Sem aviso, abertura de comporta da barragem Pedra do Cavalo (BA) coloca ribeirinhos em risco

No final de semana, a barragem teve as comportas abertas, sem aviso, colocando a vida de ribeirinhos em risco, e prejudicando a pesca

Foto: Gabrielle Sodré / MAB

Comunidades dos municípios de São Félix e Cachoeira, no Recôncavo Baiano, foram pegas de surpresa com a abertura das comportas da Hidrelétrica de Pedra do Cavalo, administrada pelo Grupo Votorantim, na noite do último sábado (29).

A ação da empresa, que não teve nenhum aviso prévio, assustou os moradores com o barulho intenso da vazão da água e a total escuridão da hidrelétrica, já que as luzes da usina foram apagadas para impedir a documentação dos fatos.

A atividade da empresa colocou em risco a vida de pescadores que, neste horário, saem para o rio em busca do sustento de suas famílias. “Já estávamos acostumados com a água das turbinas abertas nos horários certos, eles mudaram os horários. Deveriam ter avisado a gente da abertura do vertedouro, eles têm meu contato. Eu ia sair pra pescar lá no pé da barragem, só não fui porque no outro dia é meu aniversário e minha filha falou que era pra eu ficar, aí só coloquei minha rede no rio. Perdi minha rede, duzentos metros de rede foram embora com a água, meu vizinho e meu irmão também perderam redes, não deu tempo da gente correr pra tirar. Eu podia ter morrido”, conta Seu Ginho, pescador de 62 anos.

Além do iminente risco de vida das pessoas, a abertura das comportas ocasionou prejuízos, barcos foram arrastados pela força da água, redes de pesca destruídas e animais ficaram ilhados.

No domingo (30), o Movimento dos Atingidos por Barragens reuniu-se com a comunidade do bairro 135 no município de São Félix e constatou que os direitos humanos daquela população estão sendo sistematicamente violados pela Votorantim, como afirma Moisés Borges, da coordenação do MAB.
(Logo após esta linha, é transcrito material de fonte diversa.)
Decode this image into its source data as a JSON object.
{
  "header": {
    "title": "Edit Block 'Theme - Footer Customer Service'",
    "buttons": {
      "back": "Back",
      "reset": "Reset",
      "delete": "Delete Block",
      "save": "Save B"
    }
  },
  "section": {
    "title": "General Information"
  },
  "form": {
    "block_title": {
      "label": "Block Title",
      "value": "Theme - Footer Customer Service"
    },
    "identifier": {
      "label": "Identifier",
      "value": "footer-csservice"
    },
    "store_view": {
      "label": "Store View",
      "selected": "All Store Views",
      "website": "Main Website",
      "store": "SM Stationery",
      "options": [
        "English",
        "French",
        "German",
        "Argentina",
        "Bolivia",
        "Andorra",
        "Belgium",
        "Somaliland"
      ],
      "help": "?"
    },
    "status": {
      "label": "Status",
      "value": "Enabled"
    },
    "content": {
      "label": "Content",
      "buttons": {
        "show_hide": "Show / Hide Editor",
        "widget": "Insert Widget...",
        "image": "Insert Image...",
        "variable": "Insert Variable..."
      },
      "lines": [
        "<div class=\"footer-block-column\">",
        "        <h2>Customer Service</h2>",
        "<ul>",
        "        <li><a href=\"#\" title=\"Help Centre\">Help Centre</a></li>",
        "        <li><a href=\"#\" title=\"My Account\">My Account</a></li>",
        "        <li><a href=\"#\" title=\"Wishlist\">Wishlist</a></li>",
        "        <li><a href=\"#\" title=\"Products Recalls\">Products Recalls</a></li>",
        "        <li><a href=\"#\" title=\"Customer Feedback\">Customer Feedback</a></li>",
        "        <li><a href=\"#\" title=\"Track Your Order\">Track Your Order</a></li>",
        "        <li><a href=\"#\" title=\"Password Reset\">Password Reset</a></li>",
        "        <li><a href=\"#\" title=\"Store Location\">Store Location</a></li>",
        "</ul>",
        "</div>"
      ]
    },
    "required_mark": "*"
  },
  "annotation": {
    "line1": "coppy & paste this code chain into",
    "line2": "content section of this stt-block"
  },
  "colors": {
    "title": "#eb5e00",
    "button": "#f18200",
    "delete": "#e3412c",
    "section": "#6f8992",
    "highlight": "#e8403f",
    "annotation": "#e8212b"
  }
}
“O que presenciamos aqui é mais um crime que a Votorantim comete contra a população atingida, e segue impune. Há um padrão histórico de violações na região, nos mesmos moldes do que foi publicado no relatório de 2010 do Conselho de Defesa dos Direitos da Pessoa Humana. Violações que se iniciaram na construção da barragem e permanece com a operação irregular da hidrelétrica”, afirma Borges.

Em 2010, o Conselho de Defesa dos Direitos da Pessoa Humana aprovou o relatório da Comissão Especial que, durante quatro anos, analisou denúncias de violações de direitos humanos no processo de implantação de barragens no Brasil. A Comissão identificou, nos casos analisados, um conjunto de 16 direitos humanos sistematicamente violados.

Na avaliação do MAB, a barragem de Pedra do Cavalo segue violando 16 direitos, sendo três destacados com o ocorrido do último sábado (29): o direito à informação e participação; o direito ao trabalho e a um padrão digno de vida e o direito a um ambiente saudável e à saúde.

Barragem Pedra do Cavalo. Foto: Gabrielle Sodré / MAB

“Entramos em contato, eles (Votorantim) estão sempre com meias palavras, dizendo que não havia risco, que não precisava se preocupar. Nós queremos clareza da Votorantim e do INEMA do que realmente está acontecendo na barragem Pedra do Cavalo”, reivindica Marijane Oliveira, moradora do bairro 135.

“ A comunidade se mobilizou e eles vão ter que nos responder se essa barragem é segura ou não, sendo que nós ribeirinhos não tivemos vantagem nenhuma com essa usina. Pagamos água cara, energia mais cara ainda. Só trouxeram malefícios, nós tínhamos um rio próspero, os pescadores viviam dos peixes, hoje não tem peixe nem para comer, quanto mais pra vender”, relata Marijane.

O grupo Votorantim opera a Hidrelétrica desde 2009 de forma irregular, sem a licença ambiental necessária e com a conivência do INEMA (Instituto do Meio Ambiente e Recursos Hídricos da Bahia) , órgão responsável por monitorar e fiscalizar irregularidades em empreendimentos desse tipo.

“O que podemos fazer para responsabilizar a Votorantim para que tenham mais clareza com a gente? Quando eles chegaram aqui, nós já estávamos, e desde o princípio da barragem que não houve respeito. Eles fazem o que bem querem, informam quando querem a população, e mesmo quando passam as informações, nós percebemos, porque não somos leigos, que é o mínimo. Eles não informam com clareza”, conclui a ribeirinha.